British army officer John Forbes, promoted to …

Years: 1758 - 1758
August
British army officer John Forbes, promoted to brigadier general in In December 1757, has been assigned to command an expedition to capture Fort Duquesne, which guards the vital forks of the Ohio River.

General Edward Braddock had tried and failed to capture the fort in 1755, with disastrous consequences for both the British army and Braddock himself, who was mortally wounded in a bloody engagement nine miles short of the objective.

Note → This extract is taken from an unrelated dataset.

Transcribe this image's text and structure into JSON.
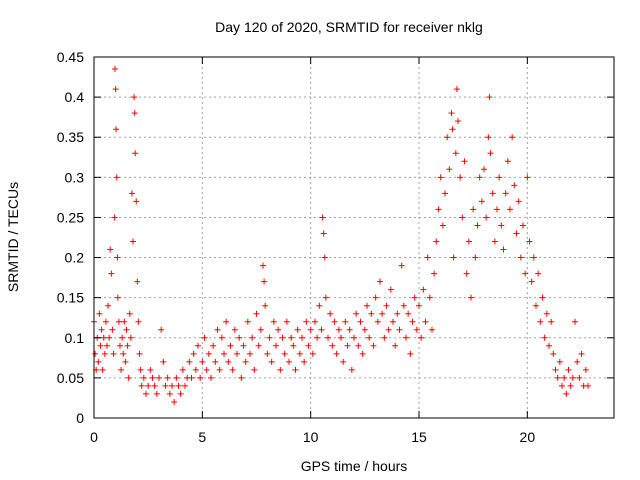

Forbes begins his campaign in the summer of 1758.

His plan is to complete slow and methodical march to Fort Duquesne, taking great pains to secure his lines of supply and communication with a string of forts along a newly constructed road from the Pennsylvania frontier.

Rather than move on Fort Duquesne via Braddock’s road, which begins in western Maryland, Forbes begins his march in eastern Pennsylvania.

This decision leads to major political infighting among the Pennsylvanians and Virginians in his expedition, as both colonies claim the Ohio River country.

Forbes is able to quell the dissent by agreeing to improve Braddock's original road, but travel the route through Pennsylvania, which is longer but requires fewer river crossings.

This also gives the tactical advantage of forcing the French to divide their assets and defend both approaches.

With just under seven thousand regular and provincial troops, Forbes begins his push from his main stores in Carlisle, Pennsylvania into the trackless wilderness of western Pennsylvania.

Born on his family's Pittencrieff Estate in Dunfermline, Fife, Scotland in 1707, the son of an army officer, Forbes had decided in his second year as a medical student to become a soldier and was accepted and commissioned as a lieutenant in the Scots Greys in 1735.

He saw action in the War of the Austrian Succession and in the Jacobite rising of 1745, serving under the Duke of Cumberland as acting quartermaster-general.

Promoted to a Lieutenant-colonelcy in the Scots Greys in 1750 and in 1757 made Colonel of the 17th Regiment of Foot, he had been sent to the fighting in the New World at the outbreak of the war with France.

His first action in North America had come in 1757 when he was dispatched to reinforce an attack on the French fortress of Louisburg.